Rosebel · 27/09/2021 14:46

Did you tell her what you'd said to DC2? Or your ex? I don't know how relationships are between you (strained?) but do you and your ex usually discuss these things? If so she needs to butt out.
With the sport rep are you annoyed because you wanted to do it? It could be seen as over stepping the mark or as her trying to be involved with your children which is surely a good thing.
Parenting agreement sounds like a good idea. At least every one knows where they stand then. If she ignores that then she is very unreasonable.

RudestLittleMadam · 27/09/2021 14:49

YANBU she really needs to back off and tbh sometimes you have to lose your shit with people like this or they just never listen to you.

flumpetto · 27/09/2021 14:51

Not unreasonable at all. I would've absolutely lost my shit about this a long time ago and I think you're a saint for getting this far without exploding.

scoopydoopy · 27/09/2021 14:56

Yanbu op. This would get right up my nose.

Nowomenaroundeh · 27/09/2021 15:00

Yadnbu! I am a stepmum who feels massively taken for granted but she is miles out of line here. How dare she? She is not a parent.

Peaseblossum22 · 27/09/2021 15:00

I think you need to remind the school who has parental responsibility . I work in a school we would not accept any communication from a step parent without the express permission of BoTH birth/adoptive parents . Arguably they could be in breach of GDPR

CasaBonita · 27/09/2021 15:07

This would enrage me. She's way over stepping the mark BUT, is she being influenced by your ex husband perhaps?

NewlyGranny · 27/09/2021 15:07

School needs a firm reminder of who the DC's DPs actually are. DSM is basically a volunteer, which is great for school, but overstepped with the emailing!

I think the whole family could do with using Our Family Wizard app. 😉

AryaStarkWolf · 27/09/2021 15:10

Oh I would hate that, YADNBU

ManifestingJoy · 27/09/2021 15:11

@AnneLovesGilbert

YANBU at all. She seriously needs to wind her neck in and get a hobby.

I’m not surprised you’ve lost it, you’ve put up with far more than most people would!

Has she replied?

This. Has she no life?

Its too late now but from now on, smile serenely and say thank you for all your service.

whycantwegoonasthree · 27/09/2021 15:15

I'm just so upset, because this is not how I want things to be, or even how I want to be.

Specific questions: ExH and I split the school fees 50/50, but they are paid out of his account for simplicity.

I don't know what ExH discusses with her, I filled in EXH on what DC and I had spoken about re this thing she emailed about today - but I've no idea if that was relayed.

And yes, SM does most of the parenting on their side from what I can see. She has a FT job, but doesn't have kids of her own. She was late 40s when she an EXH married so it's likely that ship had sailed. She's been a very devoted auntie and used to do kids work at their church. TBH I feel for her on that front, which is why I always wanted to be inclusive and welcoming.
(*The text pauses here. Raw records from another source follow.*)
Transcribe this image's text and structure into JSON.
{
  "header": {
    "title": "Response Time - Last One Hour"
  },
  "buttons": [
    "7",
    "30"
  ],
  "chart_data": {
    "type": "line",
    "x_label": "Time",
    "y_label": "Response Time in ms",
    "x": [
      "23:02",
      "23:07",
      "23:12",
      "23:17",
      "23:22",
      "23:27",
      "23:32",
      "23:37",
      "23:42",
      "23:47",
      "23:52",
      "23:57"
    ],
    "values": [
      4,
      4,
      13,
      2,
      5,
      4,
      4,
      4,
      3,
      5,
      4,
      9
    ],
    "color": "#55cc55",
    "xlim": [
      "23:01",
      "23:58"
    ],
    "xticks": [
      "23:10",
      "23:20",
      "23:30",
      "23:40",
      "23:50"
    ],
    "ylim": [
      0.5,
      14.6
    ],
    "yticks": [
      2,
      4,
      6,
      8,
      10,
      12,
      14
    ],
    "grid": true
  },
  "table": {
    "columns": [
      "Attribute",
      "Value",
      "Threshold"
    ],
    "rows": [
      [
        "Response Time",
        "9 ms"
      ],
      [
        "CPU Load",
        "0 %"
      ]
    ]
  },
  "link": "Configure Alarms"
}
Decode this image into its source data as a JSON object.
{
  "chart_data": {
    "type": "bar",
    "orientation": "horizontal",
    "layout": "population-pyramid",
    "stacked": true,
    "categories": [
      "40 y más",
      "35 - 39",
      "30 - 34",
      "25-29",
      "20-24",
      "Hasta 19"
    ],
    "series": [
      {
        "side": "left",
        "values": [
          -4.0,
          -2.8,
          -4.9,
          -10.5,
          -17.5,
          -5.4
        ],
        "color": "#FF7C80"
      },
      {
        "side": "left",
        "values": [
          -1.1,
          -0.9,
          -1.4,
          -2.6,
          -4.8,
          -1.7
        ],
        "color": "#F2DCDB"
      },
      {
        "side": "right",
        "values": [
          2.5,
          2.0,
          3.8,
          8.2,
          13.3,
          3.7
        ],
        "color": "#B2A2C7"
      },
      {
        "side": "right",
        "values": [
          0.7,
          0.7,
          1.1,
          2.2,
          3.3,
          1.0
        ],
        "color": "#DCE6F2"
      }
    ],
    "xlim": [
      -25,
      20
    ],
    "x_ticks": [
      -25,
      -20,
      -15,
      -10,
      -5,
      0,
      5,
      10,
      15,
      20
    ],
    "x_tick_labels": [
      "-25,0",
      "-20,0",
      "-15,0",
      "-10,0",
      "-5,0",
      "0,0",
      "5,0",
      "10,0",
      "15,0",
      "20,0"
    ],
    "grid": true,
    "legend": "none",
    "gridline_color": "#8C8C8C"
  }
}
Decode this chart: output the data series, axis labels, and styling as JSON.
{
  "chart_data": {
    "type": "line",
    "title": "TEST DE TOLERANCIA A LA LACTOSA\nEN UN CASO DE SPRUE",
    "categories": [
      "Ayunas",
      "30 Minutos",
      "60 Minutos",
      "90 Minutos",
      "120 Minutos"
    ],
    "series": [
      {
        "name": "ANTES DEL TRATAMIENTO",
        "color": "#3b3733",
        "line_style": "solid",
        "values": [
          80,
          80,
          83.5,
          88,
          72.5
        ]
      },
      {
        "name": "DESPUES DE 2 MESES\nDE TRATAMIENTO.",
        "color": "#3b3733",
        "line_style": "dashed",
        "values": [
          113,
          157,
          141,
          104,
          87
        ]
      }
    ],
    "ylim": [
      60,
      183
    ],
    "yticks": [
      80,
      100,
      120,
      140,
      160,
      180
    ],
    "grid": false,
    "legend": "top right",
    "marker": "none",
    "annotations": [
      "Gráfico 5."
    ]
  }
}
I guess I'm just finding the limits of my boundaries.

She said she needed to know what had been decided re youngest DC for school pickup - it was more than I wasn't spoken to first or CC'd.

She thinks a parenting agreement "sounds tricky and like a lot of extra work" and we've had a very fractious conversation this morning.

Not helped by something I had said to her about the rep thing - which was about how I was personally feeling about it to explain why I was effectively requesting she didn't do it, which I then got an earful from my EXH for having said - I wasn't aware that our conversations were being read by him. Apparently I am being "ridiculous and unfair" according to him.

It's just all got me feeling like I want to push back further than I did before and say "right, that's it - only involvement with school is either me or EXH" because otherwise there's just this constant scope-creep...

Sorry if this is jumbled, I have been really rattled and upset by this.

OP posts:
pianolessons1 · 27/09/2021 15:15

How bizarre. No way would our class accept a step mum as class rep without being very sure that the mum was happy with it.